Aqui, a incrível entrevista ao Valor, do dia 27 de janeiro passado, pouco mais de um mês atrás. Não se está falando em enxergar o futuro nebuloso, mas em analisar fatos que ocorriam debaixo do seu nariz. E o que diz o cientista-poste?

A prudência do tucano pode estar certa, a se confirmar análise do historiador Marco Antonio Villa, da Universidade Federal de São Carlos.

Ele prevê “a campanha mais violenta da história”, com troca de acusações e guerra de dossiês, tudo facilitado pelo uso da internet.
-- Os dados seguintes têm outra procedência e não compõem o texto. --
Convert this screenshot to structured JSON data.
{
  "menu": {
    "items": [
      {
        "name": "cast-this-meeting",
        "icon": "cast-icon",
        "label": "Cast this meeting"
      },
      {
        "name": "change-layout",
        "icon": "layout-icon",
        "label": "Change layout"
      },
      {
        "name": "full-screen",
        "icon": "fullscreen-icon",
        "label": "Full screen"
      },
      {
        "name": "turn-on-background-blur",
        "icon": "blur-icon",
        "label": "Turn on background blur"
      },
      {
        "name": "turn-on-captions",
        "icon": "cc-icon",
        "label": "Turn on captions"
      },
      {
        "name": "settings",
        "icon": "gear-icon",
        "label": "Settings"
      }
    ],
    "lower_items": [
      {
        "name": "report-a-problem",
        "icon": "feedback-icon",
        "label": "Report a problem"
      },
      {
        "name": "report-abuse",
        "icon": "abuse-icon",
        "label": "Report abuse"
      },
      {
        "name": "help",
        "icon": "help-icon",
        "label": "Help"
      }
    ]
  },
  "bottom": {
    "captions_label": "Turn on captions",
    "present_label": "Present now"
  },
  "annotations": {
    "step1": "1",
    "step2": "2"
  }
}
Por trás, estarão os grupos que sustentam as candidaturas e delas dependem.

Para Villa, apesar da antecipação da campanha da parte de Lula e do PT, a ministra ainda é uma incógnita como candidata. “Dilma terá de começar a caminhar com as próprias pernas”, afirma. Por enquanto, ela não se apresentou. É candidata em formação, tartaruga empurrada pelo presidente e pelo PT. Serra observa. Aliados próximos dizem que, ao contrário da lebre, o tucano não está parado. Corre nos bastidores.
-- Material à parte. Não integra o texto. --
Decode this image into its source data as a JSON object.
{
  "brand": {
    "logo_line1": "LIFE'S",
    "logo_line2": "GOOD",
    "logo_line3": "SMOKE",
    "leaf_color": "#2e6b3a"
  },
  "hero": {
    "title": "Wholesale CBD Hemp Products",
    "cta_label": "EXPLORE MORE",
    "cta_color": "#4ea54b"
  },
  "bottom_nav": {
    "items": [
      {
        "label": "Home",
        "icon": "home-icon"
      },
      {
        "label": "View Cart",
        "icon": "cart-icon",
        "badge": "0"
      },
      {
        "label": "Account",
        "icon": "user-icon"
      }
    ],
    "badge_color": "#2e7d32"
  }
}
Aí, menos de um mês depois, o Datafolha mostra Dilma empatada com Serra. Todos os prognósticos de Villa estavam furados. Volta-se a entrevistá-lo porque não existe controle de qualidade nos jornais. Pouco importa o analista que sempre erra, desde que diga o que se quer. Ele refaz tudo o que disse até então, diz que a demora de Serra em se decidir ajudou Dilma e insiste que Serra não poderá se apresentar como o anti-Lula.

Para Marco Antônio Villa, professor de história da Universidade Federal de São Carlos, Serra tem que assumir logo a candidatura. Diante de si, terá um desafio: “Precisa ser anti-Dilma sem ser anti-Lula”, diz o professor.

— Serra não pode brigar com os fatos e dizer que o governo Lula é ruim. Ele tem que conseguir que as pessoas vejam as diferenças na trajetória dele e da Dilma e convencer que ele fará o país crescer mais e melhor.

Até hoje só o professor Albert Fishlow conseguiu essa proeza, se traçar um cenário de acordo com a chuva de cada dia. E continuar sendo ouvido por uma imprensa sem o menor cuidado em entregar produtos de qualidade para seus leitores.